Police chief: Adult body found in search for missing DC girl

Police have found an unidentified male body in the search for missing Washington, D.C. girl Relisha Rudd, Washington Metropolitan Police Chief Cathy Lanier said at a press conference Monday afternoon.

The body was found in Northeast Washington's Kenilworth Park and Aquatic Gardens, where authorities began searching for Rudd last Thursday, Lanier said.

Rudd, 8, was last seen March 1. The man under investigation in her disappearance -- Kahlil Tatum, 51 - has been charged in his wife's murder after the woman's body was discovered in a Maryland motel room, reported CBS DC.

Lanier said the cause of death of the man appeared to be suicide, and authorities may be able to identify him later Monday afternoon. She couldn't speak as to whether the body may be Tatum.

The search for Relisha, she said, was continuing.

"There is still a lot of work to be done - we're not finished here," Lanier said.

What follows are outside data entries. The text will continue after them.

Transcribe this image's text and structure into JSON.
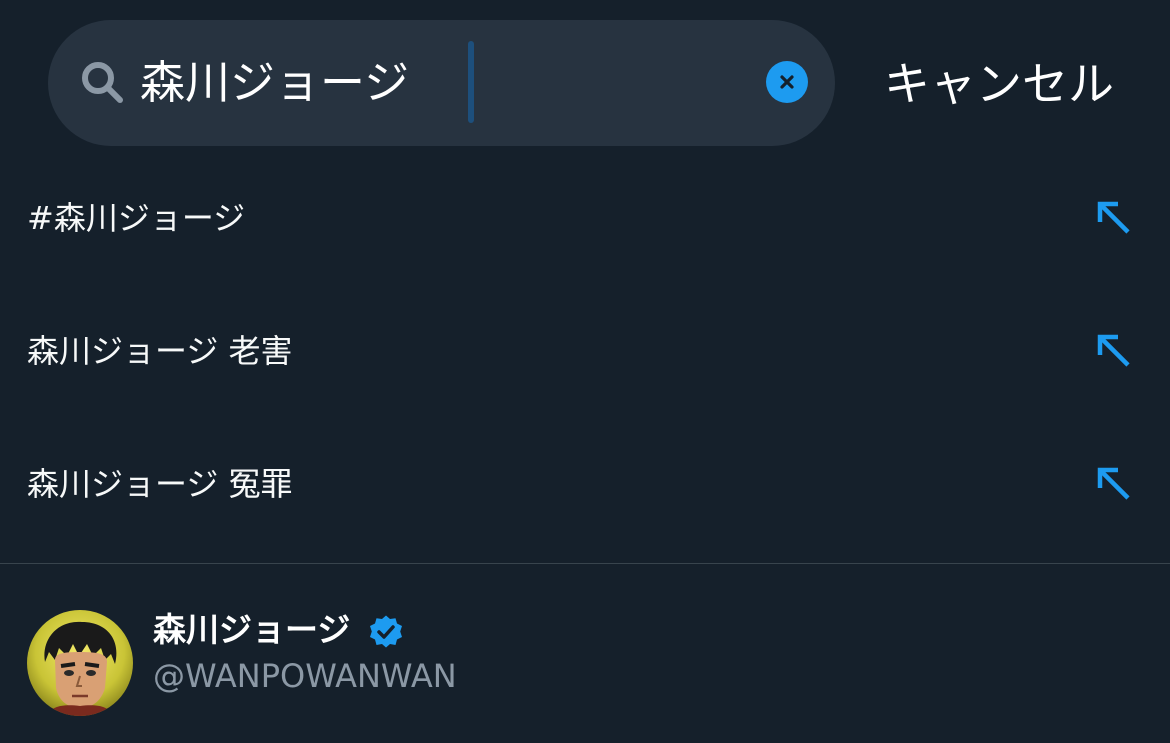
{
  "search": {
    "query": "森川ジョージ",
    "cancel_label": "キャンセル"
  },
  "suggestions": [
    {
      "label": "#森川ジョージ",
      "icon": "arrow-up-left-icon"
    },
    {
      "label": "森川ジョージ 老害",
      "icon": "arrow-up-left-icon"
    },
    {
      "label": "森川ジョージ 冤罪",
      "icon": "arrow-up-left-icon"
    }
  ],
  "user": {
    "name": "森川ジョージ",
    "handle": "@WANPOWANWAN",
    "verified": true
  },
  "colors": {
    "background": "#15202b",
    "search_bg": "#273340",
    "accent": "#1d9bf0",
    "secondary_text": "#8b98a5",
    "divider": "#38444d"
  }
}
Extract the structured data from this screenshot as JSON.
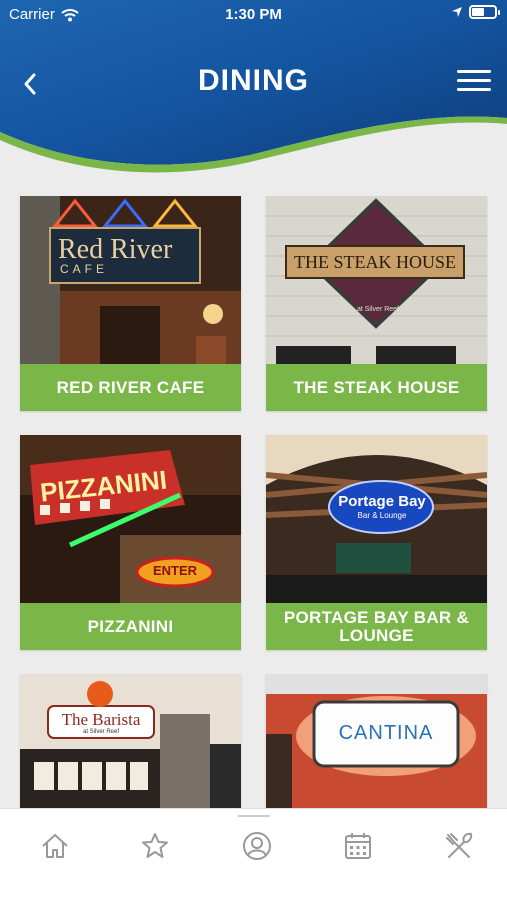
{
  "status": {
    "carrier": "Carrier",
    "time": "1:30 PM",
    "battery_level": 0.55
  },
  "header": {
    "title": "DINING",
    "back_icon": "chevron-left-icon",
    "menu_icon": "hamburger-menu-icon",
    "colors": {
      "blue_dark": "#0f3d7a",
      "blue_light": "#1e66b0",
      "green_wave": "#7ab648"
    }
  },
  "restaurants": [
    {
      "label": "RED RIVER CAFE",
      "sign": "Red River",
      "sign_sub": "CAFE"
    },
    {
      "label": "THE STEAK HOUSE",
      "sign": "THE STEAK HOUSE",
      "sign_sub": "at Silver Reef"
    },
    {
      "label": "PIZZANINI",
      "sign": "PIZZANINI",
      "sign_sub": "ENTER"
    },
    {
      "label": "PORTAGE BAY BAR & LOUNGE",
      "sign": "Portage Bay",
      "sign_sub": "Bar & Lounge"
    },
    {
      "label": "",
      "sign": "The Barista",
      "sign_sub": "at Silver Reef"
    },
    {
      "label": "",
      "sign": "CANTINA",
      "sign_sub": ""
    }
  ],
  "tabbar": {
    "items": [
      "home-icon",
      "star-icon",
      "profile-icon",
      "calendar-icon",
      "dining-utensils-icon"
    ]
  }
}
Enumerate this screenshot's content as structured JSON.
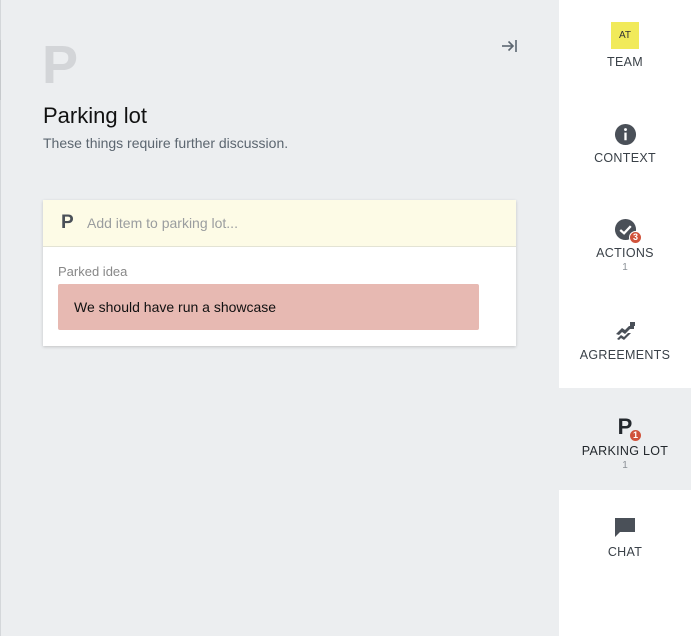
{
  "main": {
    "big_letter": "P",
    "title": "Parking lot",
    "subtitle": "These things require further discussion.",
    "add_icon_letter": "P",
    "add_placeholder": "Add item to parking lot...",
    "parked_label": "Parked idea",
    "parked_items": [
      {
        "text": "We should have run a showcase"
      }
    ]
  },
  "sidebar": {
    "team": {
      "avatar": "AT",
      "label": "TEAM",
      "icon": "avatar"
    },
    "context": {
      "label": "CONTEXT",
      "icon": "info-icon"
    },
    "actions": {
      "label": "ACTIONS",
      "badge": "3",
      "count": "1",
      "icon": "check-circle-icon"
    },
    "agreements": {
      "label": "AGREEMENTS",
      "icon": "handshake-icon"
    },
    "parking_lot": {
      "label": "PARKING LOT",
      "letter": "P",
      "badge": "1",
      "count": "1",
      "icon": "parking-icon"
    },
    "chat": {
      "label": "CHAT",
      "icon": "chat-bubble-icon"
    }
  },
  "colors": {
    "background": "#eceef0",
    "add_row_bg": "#fdfbe6",
    "parked_item_bg": "#e7b9b2",
    "avatar_bg": "#f1ea5a",
    "badge_bg": "#d0533b",
    "icon_dark": "#4a5058"
  }
}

Officers from multiple agencies and jurisdictions have been searching 700-acre park since last week, when they learned that Tatum spent time at the park, reports WUSA9. Sources told the station Tatum bought a shovel and lime as well as extra large garbage bags the day after Rudd's disappearance before spending hours there.

According to CBS DC, Relisha had been staying at the D.C. General Family Shelter - where Kahlil Tatum worked as a janitor - with her mother and stepfather for a year and a half. Authorities said Relisha and her family knew Tatum, 51, prior to the girl's disappearance.

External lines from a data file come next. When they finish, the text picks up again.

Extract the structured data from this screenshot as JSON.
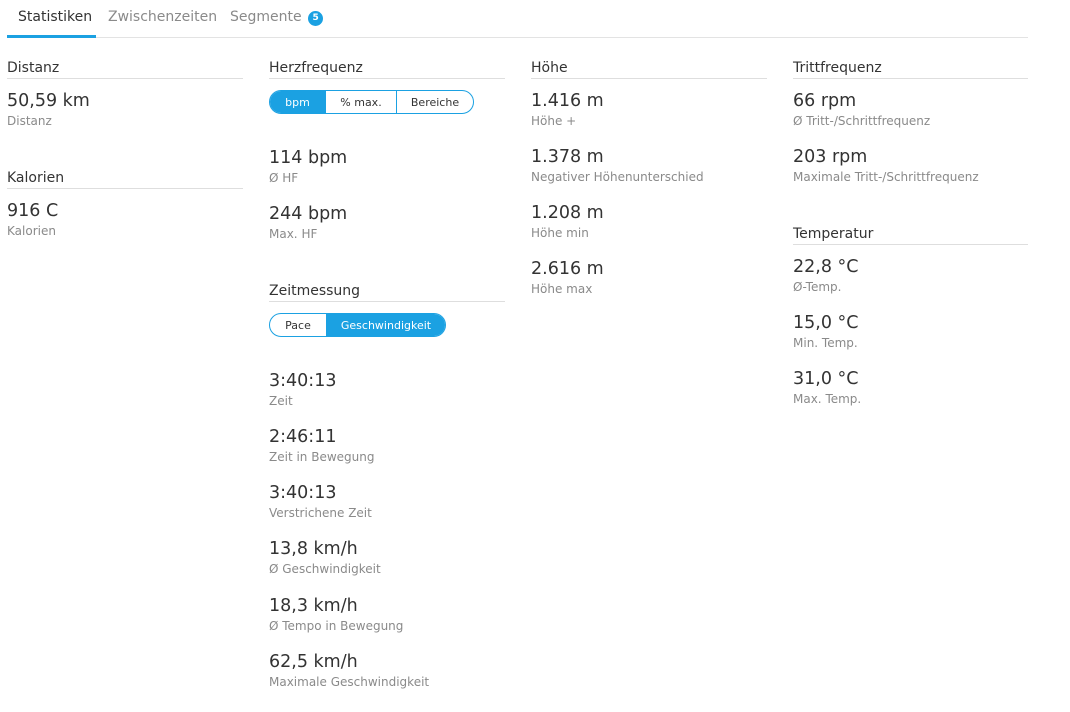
{
  "tabs": [
    {
      "label": "Statistiken"
    },
    {
      "label": "Zwischenzeiten"
    },
    {
      "label": "Segmente",
      "badge": "5"
    }
  ],
  "accent_color": "#1ba1e2",
  "distanz": {
    "title": "Distanz",
    "stats": [
      {
        "value": "50,59 km",
        "label": "Distanz"
      }
    ]
  },
  "kalorien": {
    "title": "Kalorien",
    "stats": [
      {
        "value": "916 C",
        "label": "Kalorien"
      }
    ]
  },
  "herzfrequenz": {
    "title": "Herzfrequenz",
    "toggle": [
      "bpm",
      "% max.",
      "Bereiche"
    ],
    "selected": "bpm",
    "stats": [
      {
        "value": "114 bpm",
        "label": "Ø HF"
      },
      {
        "value": "244 bpm",
        "label": "Max. HF"
      }
    ]
  },
  "zeitmessung": {
    "title": "Zeitmessung",
    "toggle": [
      "Pace",
      "Geschwindigkeit"
    ],
    "selected": "Geschwindigkeit",
    "stats": [
      {
        "value": "3:40:13",
        "label": "Zeit"
      },
      {
        "value": "2:46:11",
        "label": "Zeit in Bewegung"
      },
      {
        "value": "3:40:13",
        "label": "Verstrichene Zeit"
      },
      {
        "value": "13,8 km/h",
        "label": "Ø Geschwindigkeit"
      },
      {
        "value": "18,3 km/h",
        "label": "Ø Tempo in Bewegung"
      },
      {
        "value": "62,5 km/h",
        "label": "Maximale Geschwindigkeit"
      }
    ]
  },
  "hoehe": {
    "title": "Höhe",
    "stats": [
      {
        "value": "1.416 m",
        "label": "Höhe +"
      },
      {
        "value": "1.378 m",
        "label": "Negativer Höhenunterschied"
      },
      {
        "value": "1.208 m",
        "label": "Höhe min"
      },
      {
        "value": "2.616 m",
        "label": "Höhe max"
      }
    ]
  },
  "trittfrequenz": {
    "title": "Trittfrequenz",
    "stats": [
      {
        "value": "66 rpm",
        "label": "Ø Tritt-/Schrittfrequenz"
      },
      {
        "value": "203 rpm",
        "label": "Maximale Tritt-/Schrittfrequenz"
      }
    ]
  },
  "temperatur": {
    "title": "Temperatur",
    "stats": [
      {
        "value": "22,8 °C",
        "label": "Ø-Temp."
      },
      {
        "value": "15,0 °C",
        "label": "Min. Temp."
      },
      {
        "value": "31,0 °C",
        "label": "Max. Temp."
      }
    ]
  }
}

Lanier said last week that the search for Relisha is "best described as a recovery operation," but added that authorities haven't given up hope that she might still be alive.

"We cannot ignore the possibility that he may have killed her," Lanier said last week.

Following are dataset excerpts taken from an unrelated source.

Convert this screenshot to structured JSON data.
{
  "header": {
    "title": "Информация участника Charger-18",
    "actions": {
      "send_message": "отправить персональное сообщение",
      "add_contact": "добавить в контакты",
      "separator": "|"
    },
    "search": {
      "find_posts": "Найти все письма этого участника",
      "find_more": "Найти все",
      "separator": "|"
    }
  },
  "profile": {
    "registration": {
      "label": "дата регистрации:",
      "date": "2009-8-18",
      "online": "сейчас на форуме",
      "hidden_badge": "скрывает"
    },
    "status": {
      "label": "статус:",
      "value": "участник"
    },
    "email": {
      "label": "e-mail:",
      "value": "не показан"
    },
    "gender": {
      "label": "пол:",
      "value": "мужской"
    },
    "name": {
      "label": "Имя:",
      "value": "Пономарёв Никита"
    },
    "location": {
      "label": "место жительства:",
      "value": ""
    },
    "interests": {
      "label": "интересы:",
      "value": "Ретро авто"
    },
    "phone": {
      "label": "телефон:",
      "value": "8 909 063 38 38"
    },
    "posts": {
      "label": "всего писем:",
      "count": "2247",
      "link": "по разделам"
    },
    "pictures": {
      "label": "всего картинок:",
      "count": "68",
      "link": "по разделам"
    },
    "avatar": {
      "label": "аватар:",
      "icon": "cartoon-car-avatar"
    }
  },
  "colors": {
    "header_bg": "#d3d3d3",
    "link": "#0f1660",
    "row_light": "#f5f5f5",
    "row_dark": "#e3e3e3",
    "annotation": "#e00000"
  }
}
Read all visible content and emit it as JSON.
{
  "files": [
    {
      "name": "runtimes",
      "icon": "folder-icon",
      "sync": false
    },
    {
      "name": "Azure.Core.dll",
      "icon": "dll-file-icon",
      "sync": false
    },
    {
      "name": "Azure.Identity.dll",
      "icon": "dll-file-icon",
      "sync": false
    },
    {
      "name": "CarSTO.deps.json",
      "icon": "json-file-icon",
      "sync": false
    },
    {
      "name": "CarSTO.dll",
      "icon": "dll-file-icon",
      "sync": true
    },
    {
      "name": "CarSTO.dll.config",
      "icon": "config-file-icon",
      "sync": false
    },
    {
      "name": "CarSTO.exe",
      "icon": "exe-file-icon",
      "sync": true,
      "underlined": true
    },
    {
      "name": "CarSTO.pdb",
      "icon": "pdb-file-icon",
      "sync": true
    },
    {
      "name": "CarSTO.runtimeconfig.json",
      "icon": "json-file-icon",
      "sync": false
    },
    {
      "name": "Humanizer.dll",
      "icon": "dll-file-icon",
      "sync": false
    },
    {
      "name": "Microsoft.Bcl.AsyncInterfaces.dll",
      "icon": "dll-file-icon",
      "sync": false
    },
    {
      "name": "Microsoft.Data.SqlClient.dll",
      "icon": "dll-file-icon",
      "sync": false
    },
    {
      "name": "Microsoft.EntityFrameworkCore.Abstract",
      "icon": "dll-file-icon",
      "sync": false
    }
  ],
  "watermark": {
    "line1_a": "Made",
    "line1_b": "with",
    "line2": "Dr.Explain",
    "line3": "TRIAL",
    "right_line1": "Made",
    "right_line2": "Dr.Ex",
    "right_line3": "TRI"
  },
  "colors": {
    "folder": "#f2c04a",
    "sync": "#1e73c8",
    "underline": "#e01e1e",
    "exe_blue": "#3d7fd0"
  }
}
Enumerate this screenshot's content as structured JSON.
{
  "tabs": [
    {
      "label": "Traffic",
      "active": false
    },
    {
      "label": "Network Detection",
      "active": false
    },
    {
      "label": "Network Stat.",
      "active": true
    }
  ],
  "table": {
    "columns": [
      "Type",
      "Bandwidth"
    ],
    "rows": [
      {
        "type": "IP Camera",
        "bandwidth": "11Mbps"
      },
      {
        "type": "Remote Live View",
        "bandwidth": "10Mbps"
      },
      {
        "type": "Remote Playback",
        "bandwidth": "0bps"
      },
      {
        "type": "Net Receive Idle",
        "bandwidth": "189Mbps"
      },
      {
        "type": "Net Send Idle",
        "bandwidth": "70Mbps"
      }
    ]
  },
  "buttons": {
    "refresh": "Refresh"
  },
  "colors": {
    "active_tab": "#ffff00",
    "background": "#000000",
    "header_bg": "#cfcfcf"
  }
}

Kahlil Tatum remains on the FBI's Most Wanted list for the murder of his wife, and Lanier has said that he may still be in the Metro Washington area.

Federal authorities say Tatum should be considered armed and dangerous.

Lanier described the search as "very methodical and technical in nature." Officials, she said, have employed divers to search bodies of water and underwater cameras to search wells, along with cadaver dogs, search dogs, walking crews and aerial surveillance.

The search will go on "probably for a few more days," Lanier said.